In April or May 2018, Check Point released a blog post detailing a NTLM leaking vulnerability on Adobe Reader & Foxit Reader. Later, Adobe released a security advisory claiming the vulnerability was fixed since Acrobat Reader DC 2018.011.20040. However, we found that only one variant of this vulnerability were successfully patched by Adobe, and the other variant was not actually addressed.

The story

Recently, during a testing for our EdgeLogic engine (the backend engine of our free exploit detection service edgespot.io), we found at least two samples producing interesting detection results.

When we put these two samples into our engine, they were detected as “MALICIOUS – POTENTIAL ZERO-DAY ATTACK (NTLM leaking)“. They looks like the following:

 


[Update on Nov. 14]
Users of edgespot.io will find the Detection Details of this particular threat have been changed to “exploit CVE-2018-15979 (NTLM leaking), previously zero-day (modified on 20181114)”, starting today. This is because today we modified the description of the threat, to reflect that the patch is available and a CVE ID is assigned to this threat.

Could it be a false detection? Of course it could be. Given that the techniques of attacking are always evolving, exploit detection is not an easy task.

In order to confirm this test result, we fired up our VM, updated it to the latest Adobe Reader version, and tested those two samples manually. We observed that those two samples still making the NTLM traffic going out.

After further research, we confirmed that those two samples are actually exploiting the same or similar vulnerability CVE-2018-4993, which was discussed by the Check Point blog post we mentioned earlier. As in the Check Point blog, it stated:
/S entry: Describes the type of action to be performed. The GoTo action changes the view to a specified destination within the document. The action types GoToR, (Go To Remote) and GoToE (Go To Embedded), both vulnerable, jump to destinations in another PDF file.When we examined the content of the two samples, we found the key parts of the two pdfs are:

They both use the “/GotoE” keyword to trigger the NTLM leaking. We later confirmed that while the method of “/GotoR” was patched by Adobe, the method of “/GotoE” was not.
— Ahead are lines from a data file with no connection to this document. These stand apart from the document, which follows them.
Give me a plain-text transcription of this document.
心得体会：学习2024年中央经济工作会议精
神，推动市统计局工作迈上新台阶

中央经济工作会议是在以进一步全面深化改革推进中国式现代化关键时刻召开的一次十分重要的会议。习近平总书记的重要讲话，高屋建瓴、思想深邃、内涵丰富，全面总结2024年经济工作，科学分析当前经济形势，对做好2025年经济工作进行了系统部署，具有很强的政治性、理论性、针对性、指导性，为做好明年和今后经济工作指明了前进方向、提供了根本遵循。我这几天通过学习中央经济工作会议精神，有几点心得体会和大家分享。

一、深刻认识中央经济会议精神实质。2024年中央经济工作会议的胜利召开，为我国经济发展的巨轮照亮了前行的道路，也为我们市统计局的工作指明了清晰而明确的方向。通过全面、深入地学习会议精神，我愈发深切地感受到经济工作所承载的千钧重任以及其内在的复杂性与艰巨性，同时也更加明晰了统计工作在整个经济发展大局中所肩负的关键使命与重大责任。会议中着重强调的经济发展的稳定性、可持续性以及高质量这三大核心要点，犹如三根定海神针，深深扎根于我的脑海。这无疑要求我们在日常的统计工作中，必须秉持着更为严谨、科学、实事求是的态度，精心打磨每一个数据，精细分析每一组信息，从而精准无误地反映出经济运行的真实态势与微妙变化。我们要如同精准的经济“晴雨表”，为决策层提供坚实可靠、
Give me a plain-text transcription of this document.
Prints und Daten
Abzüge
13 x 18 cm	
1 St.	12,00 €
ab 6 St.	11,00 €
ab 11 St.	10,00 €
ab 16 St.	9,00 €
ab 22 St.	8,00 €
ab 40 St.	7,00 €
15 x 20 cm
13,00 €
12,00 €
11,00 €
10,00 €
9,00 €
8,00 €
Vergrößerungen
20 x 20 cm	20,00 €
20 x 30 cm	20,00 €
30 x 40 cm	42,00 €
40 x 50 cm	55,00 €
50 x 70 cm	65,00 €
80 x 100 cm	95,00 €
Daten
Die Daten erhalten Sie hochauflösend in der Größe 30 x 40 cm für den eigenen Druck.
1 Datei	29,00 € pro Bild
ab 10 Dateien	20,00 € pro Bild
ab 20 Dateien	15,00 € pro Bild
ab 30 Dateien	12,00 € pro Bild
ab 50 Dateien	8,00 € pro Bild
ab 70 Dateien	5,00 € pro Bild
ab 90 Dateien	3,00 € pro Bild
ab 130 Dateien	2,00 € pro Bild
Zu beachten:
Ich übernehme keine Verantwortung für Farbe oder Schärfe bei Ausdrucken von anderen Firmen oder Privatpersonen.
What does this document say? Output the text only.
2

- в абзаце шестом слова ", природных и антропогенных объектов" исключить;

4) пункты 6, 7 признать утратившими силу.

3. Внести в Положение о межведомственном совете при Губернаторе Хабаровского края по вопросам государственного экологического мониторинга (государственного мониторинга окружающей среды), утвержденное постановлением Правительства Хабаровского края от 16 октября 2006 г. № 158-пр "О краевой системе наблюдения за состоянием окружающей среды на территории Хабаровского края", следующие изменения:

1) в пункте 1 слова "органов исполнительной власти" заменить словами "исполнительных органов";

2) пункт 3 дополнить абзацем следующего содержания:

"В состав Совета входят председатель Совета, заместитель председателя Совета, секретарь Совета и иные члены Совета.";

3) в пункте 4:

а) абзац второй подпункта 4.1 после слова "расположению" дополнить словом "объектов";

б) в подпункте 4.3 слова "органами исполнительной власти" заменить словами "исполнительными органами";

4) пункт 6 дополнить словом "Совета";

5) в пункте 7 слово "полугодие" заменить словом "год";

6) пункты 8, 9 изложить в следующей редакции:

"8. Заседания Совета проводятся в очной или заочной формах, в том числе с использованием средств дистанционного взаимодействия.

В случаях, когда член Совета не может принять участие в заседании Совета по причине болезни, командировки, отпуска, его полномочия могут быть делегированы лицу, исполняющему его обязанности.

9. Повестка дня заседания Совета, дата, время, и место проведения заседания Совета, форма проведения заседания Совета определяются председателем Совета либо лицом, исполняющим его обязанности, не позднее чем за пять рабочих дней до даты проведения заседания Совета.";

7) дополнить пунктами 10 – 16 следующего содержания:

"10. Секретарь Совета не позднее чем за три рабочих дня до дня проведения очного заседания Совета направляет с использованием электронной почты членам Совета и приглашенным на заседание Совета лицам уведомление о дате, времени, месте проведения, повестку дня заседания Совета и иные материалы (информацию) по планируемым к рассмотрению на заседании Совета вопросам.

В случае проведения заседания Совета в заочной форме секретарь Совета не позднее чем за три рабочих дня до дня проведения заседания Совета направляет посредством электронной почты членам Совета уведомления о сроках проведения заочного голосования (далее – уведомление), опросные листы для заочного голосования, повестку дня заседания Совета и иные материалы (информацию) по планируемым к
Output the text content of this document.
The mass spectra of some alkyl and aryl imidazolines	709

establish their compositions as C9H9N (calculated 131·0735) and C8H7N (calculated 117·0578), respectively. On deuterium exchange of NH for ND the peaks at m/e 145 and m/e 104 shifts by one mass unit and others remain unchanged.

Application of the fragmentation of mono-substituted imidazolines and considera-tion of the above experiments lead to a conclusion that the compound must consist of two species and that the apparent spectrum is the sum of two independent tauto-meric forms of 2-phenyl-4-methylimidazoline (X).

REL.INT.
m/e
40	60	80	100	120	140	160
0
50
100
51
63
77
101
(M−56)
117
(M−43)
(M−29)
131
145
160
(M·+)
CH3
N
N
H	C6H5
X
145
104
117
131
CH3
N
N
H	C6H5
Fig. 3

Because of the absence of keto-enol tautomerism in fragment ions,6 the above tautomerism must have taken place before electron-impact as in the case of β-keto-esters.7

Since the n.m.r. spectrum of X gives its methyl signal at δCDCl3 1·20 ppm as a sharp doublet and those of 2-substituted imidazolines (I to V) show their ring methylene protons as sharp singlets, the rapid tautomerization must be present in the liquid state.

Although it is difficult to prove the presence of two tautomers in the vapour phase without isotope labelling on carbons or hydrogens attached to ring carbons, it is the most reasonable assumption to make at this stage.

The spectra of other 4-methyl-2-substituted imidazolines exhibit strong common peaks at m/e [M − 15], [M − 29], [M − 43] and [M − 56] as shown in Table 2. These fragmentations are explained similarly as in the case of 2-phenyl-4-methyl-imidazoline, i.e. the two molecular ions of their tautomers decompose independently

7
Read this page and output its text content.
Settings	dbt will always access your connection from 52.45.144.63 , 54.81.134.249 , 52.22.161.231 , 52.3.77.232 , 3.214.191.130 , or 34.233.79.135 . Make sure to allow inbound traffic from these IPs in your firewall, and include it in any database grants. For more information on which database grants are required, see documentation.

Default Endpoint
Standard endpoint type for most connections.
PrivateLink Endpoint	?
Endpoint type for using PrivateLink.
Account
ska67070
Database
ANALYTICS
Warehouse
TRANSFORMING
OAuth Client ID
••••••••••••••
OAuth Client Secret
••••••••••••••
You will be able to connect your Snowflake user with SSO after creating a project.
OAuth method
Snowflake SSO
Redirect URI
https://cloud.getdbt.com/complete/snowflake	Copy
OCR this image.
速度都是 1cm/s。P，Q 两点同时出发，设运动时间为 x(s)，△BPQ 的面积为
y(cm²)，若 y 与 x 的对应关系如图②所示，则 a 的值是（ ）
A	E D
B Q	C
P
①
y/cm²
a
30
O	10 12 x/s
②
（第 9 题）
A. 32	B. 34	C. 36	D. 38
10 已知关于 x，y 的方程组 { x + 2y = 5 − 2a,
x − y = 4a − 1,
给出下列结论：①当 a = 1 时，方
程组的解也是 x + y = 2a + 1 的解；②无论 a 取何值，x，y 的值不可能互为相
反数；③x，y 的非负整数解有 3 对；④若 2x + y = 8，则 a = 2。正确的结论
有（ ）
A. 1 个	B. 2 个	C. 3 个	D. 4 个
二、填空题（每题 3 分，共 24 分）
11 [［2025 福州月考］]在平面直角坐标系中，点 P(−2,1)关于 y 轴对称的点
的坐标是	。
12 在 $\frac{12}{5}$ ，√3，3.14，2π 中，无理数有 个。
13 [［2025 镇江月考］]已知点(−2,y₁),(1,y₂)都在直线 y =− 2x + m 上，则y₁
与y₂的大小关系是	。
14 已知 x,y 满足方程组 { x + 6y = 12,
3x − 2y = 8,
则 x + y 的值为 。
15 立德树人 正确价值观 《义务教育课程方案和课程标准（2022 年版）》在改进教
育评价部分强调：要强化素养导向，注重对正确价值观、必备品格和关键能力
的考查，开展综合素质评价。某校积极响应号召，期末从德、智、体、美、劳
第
We conclude this is a failure patching of the CVE-2018-4993 rather than a new vulnerability because the Check Point blog mentioned this variant when disclosing the CVE-2018-4993. Please note we do not know if both variants (“/GoToR” and “/GoToE”) were reported to Adobe by Check Point, but clearly, one variant was not fixed.

Nevertheless, from the view of protecting users, it is a big deal for following reasons:

  1. This is about a zero-day (no patch) exploit.
  2. The detail of the zero-day exploit has been in the public for more than 5 months.
  3. Regarding the two samples on VT (it’s likely there’s more, although we found these two samples by chance), we do not know why they were submitted to VT and who did it, there is possibility that bad guys realized this variant was not patched so trying to test their zero-day exploits.

We realized this is an important finding, therefore, we reported to Adobe as fast as we can regardless of our busy agenda of developing the system & website for edgespot.io. We are happy that they took this issue quickly and patched it fast, here is the disclosure timeline:

2018.11.04 finding reported to Adobe

2018.11.05 Adobe confirmed the finding & notified us they plan to release a patch on Nov. 13

2018.11.13 patch released & blog post released

We ask users to patch their Adobe Reader as soon as possible, please follow Adobe’s security advisory released today.

Conclusion

This finding proves the power of our EdgeLogic engine that behinds the https://edgespot.io – it has outstanding capability of identifying unknown & zero-day exploits! By offering it as a free service to everyone, we hope to make the internet a safer place. So, when you encounter some suspicious samples, no matter it is an email format (eml, msg), Office files (doc, xls, ppt), pdf, or even .zip, try edgespot.io and see what it detects!



[Update on Nov. 14]
We have detected yet another sample exploiting this zero-day.

Unlike the previous two that used internal IP addresses, this one used an external IP address, which looks more likely a real in-the-wild attack.We’re sharing this info to help the security community on threat intelligence.